Theiler's Murine Encephalomyelitis Virus Replicates in Primary Neuron Cultures and Impairs Spine Density Formation

TOMATIS, CARLA; LEÓN, ANTONELLA; LÓPEZ ORTIZ, AÍDA O; ONETO, PAULA; FUENTES, FEDERICO; FERRER, MARÍA F; CARRERA SILVA, EUGENIO A; SCORTICATI, CAMILA; GÓMEZ, RICARDO M

NEUROSCIENCE

PERGAMON-ELSEVIER SCIENCE LTD

Año: 2023 vol. 529 p. 162 - 171

0306-4522

In this study, we examined infection with the highly neurovirulent GDVII, the less neurovirulent DA strains, and with a mutant DA, which lacks the L* protein (L*-1) involved in viral persistence and demyelinating disease, to analyze the direct effects of Theiler´s murine encephalomyelitis virus (TMEV) replication using primary cultures of mouse brain hippocampal neurons. All viruses replicate in cultured neurons, with GDVII having the highest titers and L*-1 the lowest.
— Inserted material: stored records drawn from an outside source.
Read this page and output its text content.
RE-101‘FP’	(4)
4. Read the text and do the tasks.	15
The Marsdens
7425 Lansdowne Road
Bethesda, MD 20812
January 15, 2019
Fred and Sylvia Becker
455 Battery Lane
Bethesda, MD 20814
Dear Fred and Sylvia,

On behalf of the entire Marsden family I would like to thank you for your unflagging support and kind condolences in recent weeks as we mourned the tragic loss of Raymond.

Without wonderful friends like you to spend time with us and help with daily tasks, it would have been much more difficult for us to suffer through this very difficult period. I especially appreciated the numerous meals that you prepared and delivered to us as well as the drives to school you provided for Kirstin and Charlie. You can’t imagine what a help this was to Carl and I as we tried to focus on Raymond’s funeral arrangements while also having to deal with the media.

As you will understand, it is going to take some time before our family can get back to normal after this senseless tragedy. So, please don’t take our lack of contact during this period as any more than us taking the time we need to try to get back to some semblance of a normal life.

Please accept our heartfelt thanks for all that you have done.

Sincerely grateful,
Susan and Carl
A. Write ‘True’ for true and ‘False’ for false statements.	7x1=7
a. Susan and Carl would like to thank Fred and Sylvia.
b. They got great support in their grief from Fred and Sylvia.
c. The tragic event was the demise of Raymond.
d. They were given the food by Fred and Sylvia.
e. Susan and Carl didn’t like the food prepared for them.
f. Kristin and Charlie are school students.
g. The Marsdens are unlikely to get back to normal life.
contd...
Accordingly, all were positive for viral antigen staining 3 days postinfection (dpi), and DA and L*-1 were also positive after 12 dpi. NeuN + immunostaining showed an early and almost complete absence of positive cells in cultures infected with GDVII, an approximately 50% reduction in cultures infected with DA, and fewer changes in L*-1 strains at 3 dpi. Accordingly, staining with chloromethyltetramethylrosamine orange (Mitotracker OrangeTM) as a parameter for cell viability showed similar results. Moreover, at 1 dpi, the strain DA induced higher transcript levels of neuroprotective genes such as IFN-Iβ, IRF7, and IRF8. At 3 dpi, strains GDVII and DA, but not the L*-1 mutant, showed lower PKR expression. In addition, confocal analysis showed that L*-1-infected neurons exhibited a decrease in spine density. Treatment with poly (I:C), which is structurally related to dsRNA and is known to trigger IFN type I synthesis, reduced spine density even more. These results confirmed the use of mouse hippocampal neuron cultures as a model to study neuronal responses after TMEV infection, particularly in the formation of spine density.